ECLI:NL:RVS:2000:AA9238
Raad van State
- Voorlopige voorziening+bodemzaak
- R.W.L. Loeb
- J.H. Roelfsema
- Rechtspraak.nl
Voorlopige voorziening in hoger beroep tegen uitspraak van de arrondissementsrechtbank te Leeuwarden inzake verwijdering van antennes
Op 10 november 2000 deed de Raad van State uitspraak in een zaak waarin burgemeester en wethouders van Leeuwarden een verzoek om voorlopige voorziening hadden ingediend.
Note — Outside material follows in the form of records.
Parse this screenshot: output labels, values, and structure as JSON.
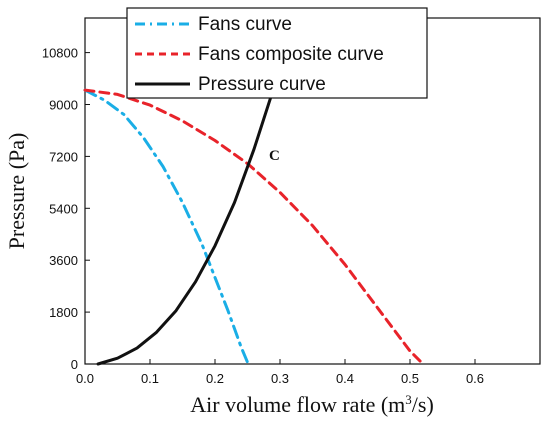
{
  "chart_data": {
    "type": "line",
    "title": "",
    "xlabel": "Air volume flow rate (m",
    "xlabel_sup": "3",
    "xlabel_tail": "/s)",
    "ylabel": "Pressure (Pa)",
    "xlim": [
      0,
      0.7
    ],
    "ylim": [
      0,
      12000
    ],
    "x_ticks": [
      0.0,
      0.1,
      0.2,
      0.3,
      0.4,
      0.5,
      0.6
    ],
    "x_tick_labels": [
      "0.0",
      "0.1",
      "0.2",
      "0.3",
      "0.4",
      "0.5",
      "0.6"
    ],
    "y_ticks": [
      0,
      1800,
      3600,
      5400,
      7200,
      9000,
      10800
    ],
    "y_tick_labels": [
      "0",
      "1800",
      "3600",
      "5400",
      "7200",
      "9000",
      "10800"
    ],
    "grid": false,
    "legend_position": "top-center",
    "series": [
      {
        "name": "Fans curve",
        "color": "#1aaee6",
        "style": "dashdot",
        "x": [
          0.0,
          0.03,
          0.06,
          0.09,
          0.12,
          0.15,
          0.18,
          0.2,
          0.22,
          0.24,
          0.251
        ],
        "y": [
          9500,
          9150,
          8650,
          7850,
          6850,
          5600,
          4150,
          3000,
          1850,
          600,
          0
        ]
      },
      {
        "name": "Fans composite curve",
        "color": "#e8232a",
        "style": "dashed",
        "x": [
          0.0,
          0.05,
          0.1,
          0.15,
          0.2,
          0.25,
          0.3,
          0.35,
          0.4,
          0.45,
          0.5,
          0.52
        ],
        "y": [
          9500,
          9350,
          8980,
          8430,
          7750,
          6950,
          5950,
          4800,
          3450,
          1950,
          450,
          0
        ]
      },
      {
        "name": "Pressure curve",
        "color": "#111111",
        "style": "solid",
        "x": [
          0.02,
          0.05,
          0.08,
          0.11,
          0.14,
          0.17,
          0.2,
          0.23,
          0.26,
          0.285
        ],
        "y": [
          0,
          200,
          550,
          1100,
          1850,
          2850,
          4100,
          5600,
          7450,
          9200
        ]
      }
    ],
    "annotations": [
      {
        "text": "C",
        "x": 0.277,
        "y": 7150
      }
    ]
  }
}
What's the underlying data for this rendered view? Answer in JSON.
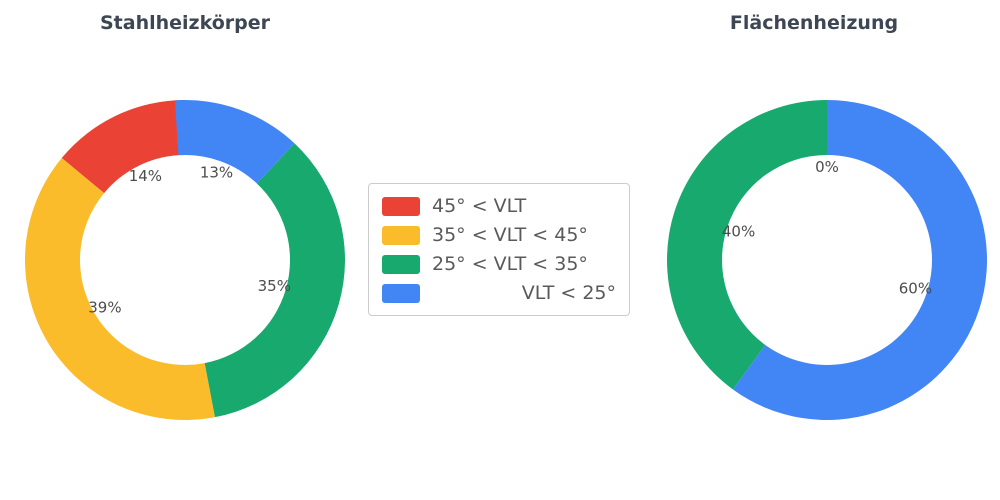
{
  "figure": {
    "background": "#ffffff",
    "label_color": "#4d4d4d",
    "title_color": "#3d4653"
  },
  "chart_data": [
    {
      "type": "pie",
      "hole": 0.66,
      "title": "Stahlheizkörper",
      "labels": [
        "45° < VLT",
        "35° < VLT < 45°",
        "25° < VLT < 35°",
        "VLT < 25°"
      ],
      "values": [
        14,
        39,
        35,
        13
      ],
      "percent_labels": [
        "14%",
        "39%",
        "35%",
        "13%"
      ],
      "colors": [
        "#EA4335",
        "#FBBC2C",
        "#17A96E",
        "#4285F4"
      ]
    },
    {
      "type": "pie",
      "hole": 0.66,
      "title": "Flächenheizung",
      "labels": [
        "45° < VLT",
        "25° < VLT < 35°",
        "VLT < 25°"
      ],
      "values": [
        0,
        40,
        60
      ],
      "percent_labels": [
        "0%",
        "40%",
        "60%"
      ],
      "colors": [
        "#EA4335",
        "#17A96E",
        "#4285F4"
      ]
    }
  ],
  "legend": {
    "items": [
      {
        "label": "45° < VLT",
        "color": "#EA4335"
      },
      {
        "label": "35° < VLT < 45°",
        "color": "#FBBC2C"
      },
      {
        "label": "25° < VLT < 35°",
        "color": "#17A96E"
      },
      {
        "label": "VLT < 25°",
        "color": "#4285F4"
      }
    ]
  }
}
Dit verzoek volgde op een eerdere uitspraak van de arrondissementsrechtbank te Leeuwarden van 31 mei 2000, waarin het beroep van een bezwaarde tegen een besluit van de burgemeester en wethouders gegrond werd verklaard. De rechtbank had de beslissing op bezwaar van de burgemeester en wethouders vernietigd en hen in de proceskosten veroordeeld. De burgemeester en wethouders stelden hiertegen hoger beroep in en vroegen de Voorzitter van de Afdeling bestuursrechtspraak om een voorlopige voorziening te treffen.
In de overwegingen van de Voorzitter werd ingegaan op de mogelijkheid om zonder oproeping van partijen uitspraak te doen, omdat het verzoek kennelijk ongegrond was. De Voorzitter oordeelde dat het niet hoeven betalen van proceskosten, waartoe de verzoekers waren veroordeeld, onvoldoende belang opleverde om een voorlopige voorziening te rechtvaardigen. Daarnaast werd opgemerkt dat de vraag of voor de ingekorte antennes een bouwvergunning vereist was, niet in deze procedure beantwoord kon worden. Daarom werd het verzoek om voorlopige voorziening afgewezen.
De beslissing werd genomen door mr. R.W.L. Loeb, als Voorzitter, in tegenwoordigheid van mr. J.H. Roelfsema, ambtenaar van Staat. De uitspraak werd openbaar uitgesproken op dezelfde datum, 10 november 2000.